Но на Черепицу гневно шикали и грозились забить рот использованными бабьими прокладками, каких на свалке навалом: хошь на критические дни, хошь на каждый день, хошь с крылышками, хошь без них…
***
…Гороскоп на неделю обещал Катерине Игнатьевой «удачу во всех Ваших начинаниях и общение с супругом, которое доставит Вам незабываемую радость». Так уверял гороскоп. На этой неделе от Катерины навсегда уходил любимый муж.
Придя из суда, она, по совету подружки, опрокинула первую в жизни рюмку. И сразу поняла, почему люди пьют. Боль, от которой стонала и металась взад и вперед по комнате, останавливалась, вскрикивала и снова металась – боли не стало. Вместо нее пролились, как дождь на иссушённую землю, облегчающие душу обильные слезы. Снизошли блаженный покой и удивительные, чистые, тихие, светлые чувства: прощение, жалость и любовь. К себе, к мужу с разлучницей, ко всем людям на земле.
Она выпила вторую рюмку и рассмеялась от радости: ей открылось, как глупо и бездарно до сих пор она жила. Как себя обкрадывала, обедняла и обесцвечивала свою жизнь.
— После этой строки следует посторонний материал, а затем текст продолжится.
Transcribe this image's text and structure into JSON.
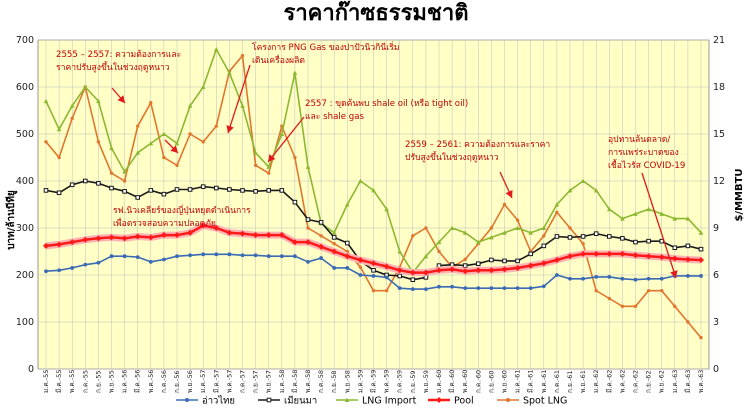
{
  "chart_data": {
    "type": "line",
    "title": "ราคาก๊าซธรรมชาติ",
    "ylabel_left": "บาท/ล้านบีทียู",
    "ylabel_right": "$/MMBTU",
    "ylim_left": [
      0,
      700
    ],
    "ylim_right": [
      0,
      21
    ],
    "yticks_left": [
      "0",
      "100",
      "200",
      "300",
      "400",
      "500",
      "600",
      "700"
    ],
    "yticks_right": [
      "0",
      "3",
      "6",
      "9",
      "12",
      "15",
      "18",
      "21"
    ],
    "x": [
      "ม.ค.-55",
      "มี.ค.-55",
      "พ.ค.-55",
      "ก.ค.-55",
      "ก.ย.-55",
      "พ.ย.-55",
      "ม.ค.-56",
      "มี.ค.-56",
      "พ.ค.-56",
      "ก.ค.-56",
      "ก.ย.-56",
      "พ.ย.-56",
      "ม.ค.-57",
      "มี.ค.-57",
      "พ.ค.-57",
      "ก.ค.-57",
      "ก.ย.-57",
      "พ.ย.-57",
      "ม.ค.-58",
      "มี.ค.-58",
      "พ.ค.-58",
      "ก.ค.-58",
      "ก.ย.-58",
      "พ.ย.-58",
      "ม.ค.-59",
      "มี.ค.-59",
      "พ.ค.-59",
      "ก.ค.-59",
      "ก.ย.-59",
      "พ.ย.-59",
      "ม.ค.-60",
      "มี.ค.-60",
      "พ.ค.-60",
      "ก.ค.-60",
      "ก.ย.-60",
      "พ.ย.-60",
      "ม.ค.-61",
      "มี.ค.-61",
      "พ.ค.-61",
      "ก.ค.-61",
      "ก.ย.-61",
      "พ.ย.-61",
      "ม.ค.-62",
      "มี.ค.-62",
      "พ.ค.-62",
      "ก.ค.-62",
      "ก.ย.-62",
      "พ.ย.-62",
      "ม.ค.-63",
      "มี.ค.-63",
      "พ.ค.-63"
    ],
    "series": [
      {
        "name": "อ่าวไทย",
        "color": "#3b6bb5",
        "axis": "left",
        "values": [
          208,
          210,
          215,
          222,
          226,
          240,
          240,
          238,
          228,
          233,
          240,
          242,
          244,
          244,
          244,
          242,
          242,
          240,
          240,
          240,
          228,
          236,
          215,
          215,
          200,
          198,
          195,
          172,
          170,
          170,
          175,
          175,
          172,
          172,
          172,
          172,
          172,
          172,
          176,
          200,
          192,
          192,
          196,
          196,
          192,
          190,
          192,
          192,
          198,
          198,
          198
        ]
      },
      {
        "name": "เมียนมา",
        "color": "#1a1a1a",
        "axis": "left",
        "values": [
          380,
          375,
          392,
          400,
          395,
          385,
          378,
          365,
          380,
          372,
          382,
          382,
          388,
          385,
          382,
          380,
          378,
          380,
          380,
          355,
          318,
          312,
          280,
          268,
          230,
          210,
          200,
          198,
          190,
          195,
          220,
          222,
          220,
          224,
          232,
          230,
          230,
          245,
          262,
          282,
          280,
          282,
          288,
          282,
          278,
          270,
          272,
          272,
          258,
          262,
          255
        ]
      },
      {
        "name": "LNG Import",
        "color": "#8cb832",
        "axis": "left",
        "values": [
          570,
          510,
          560,
          600,
          570,
          470,
          420,
          460,
          480,
          500,
          480,
          560,
          600,
          680,
          630,
          560,
          460,
          430,
          500,
          630,
          430,
          310,
          290,
          350,
          400,
          380,
          340,
          250,
          205,
          240,
          270,
          300,
          290,
          270,
          280,
          290,
          300,
          290,
          300,
          350,
          380,
          400,
          380,
          340,
          320,
          330,
          340,
          330,
          320,
          320,
          290
        ]
      },
      {
        "name": "Pool",
        "color": "#ff1a1a",
        "axis": "left",
        "values": [
          262,
          265,
          270,
          275,
          278,
          280,
          278,
          282,
          280,
          285,
          285,
          290,
          305,
          300,
          290,
          288,
          285,
          285,
          285,
          270,
          270,
          260,
          250,
          240,
          232,
          225,
          218,
          210,
          205,
          205,
          210,
          212,
          208,
          210,
          210,
          212,
          215,
          220,
          225,
          232,
          240,
          245,
          245,
          245,
          245,
          242,
          240,
          238,
          235,
          233,
          232
        ]
      },
      {
        "name": "Spot LNG",
        "color": "#e0772f",
        "axis": "right",
        "values": [
          14.5,
          13.5,
          16.0,
          18.0,
          14.5,
          12.5,
          12.0,
          15.5,
          17.0,
          13.5,
          13.0,
          15.0,
          14.5,
          15.5,
          19.0,
          20.0,
          13.0,
          12.5,
          15.5,
          13.5,
          9.0,
          8.5,
          8.0,
          7.5,
          6.5,
          5.0,
          5.0,
          6.5,
          8.5,
          9.0,
          7.5,
          6.5,
          7.0,
          8.0,
          9.0,
          10.5,
          9.5,
          7.5,
          8.5,
          10.0,
          9.0,
          8.0,
          5.0,
          4.5,
          4.0,
          4.0,
          5.0,
          5.0,
          4.0,
          3.0,
          2.0
        ]
      }
    ],
    "annotations": [
      "2555 – 2557: ความต้องการและ",
      "ราคาปรับสูงขึ้นในช่วงฤดูหนาว",
      "โครงการ PNG Gas ของปาปัวนิวกินีเริ่ม",
      "เดินเครื่องผลิต",
      "2557 : ขุดค้นพบ shale oil (หรือ tight oil)",
      "และ shale gas",
      "2559 – 2561: ความต้องการและราคา",
      "ปรับสูงขึ้นในช่วงฤดูหนาว",
      "รฟ.นิวเคลียร์ของญี่ปุ่นหยุดดำเนินการ",
      "เพื่อตรวจสอบความปลอดภัย",
      "อุปทานล้นตลาด/",
      "การแพร่ระบาดของ",
      "เชื้อไวรัส COVID-19"
    ],
    "grid": true,
    "legend_position": "bottom",
    "colors": {
      "plot_bg": "#ffffc6",
      "grid": "#bfbfbf",
      "annotation": "#c00000",
      "arrow": "#e31a1c"
    }
  }
}
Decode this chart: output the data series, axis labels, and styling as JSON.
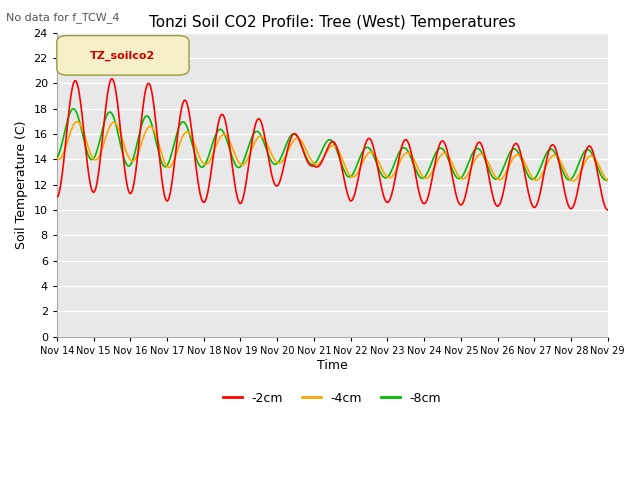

Она быстро выпила третью рюмку из боязни, что открытие уйдет, желая усилить и закрепить неизведанное чувство, и посмотреть, что будет дальше. Дальше было такое, что не передать словами. Это было как первая сумасшедшая ночь любви с любимым мужем – только ночь эта была наедине с самой собой.
Через месяц муж зашел проведать сынишку и забрать свои вещи. Среди накиданных до потолка одежды, вещей, книжных залежей в рост человека, мусора и пустых бутылок была протоптана узенькая грязная тропинка: по ней жена и восьмилетний сын пробирались из кухни в комнаты, из ванной в детскую.
Муж, проклиная все на свете, вернулся – до второго суда, который передаст ему сына. Суд состоялся, но оставил сына матери. Катерина к тому времени закодировалась, съездила и приложилась к серпуховской «Неупиваемой чаше», горько плакала и клялась пересмотреть свое недостойное поведение. На самом деле она продолжала пить тайно, по ночам, каждую ночь.
Весь день Катерина была как сжатая пружина, а ночью распускалась цветами. Уже с обеда она наливалась веселым, злым нетерпением. И чем ближе ночь, тем сильнее ощущалось дыхание Праздника. Она отказывалась от ужина, чтобы ничто не помешало пустому, отзывчивому желудку страстно откликнуться, отдаться обжигающим и опьяняющим, как поцелуи взасос, глоткам.
Терпеливо ждала, когда муж заснет. Осторожно выпрастывалась из‑под одеяла, из‑под мужниной руки. На цыпочках шла в кухню, вынимала из морозилки замаскированную среди рыбы и мяса бутылку. Было лето – резала на дольки помидор, зимой – яблочко, красиво выкладывала дольками на блюдце.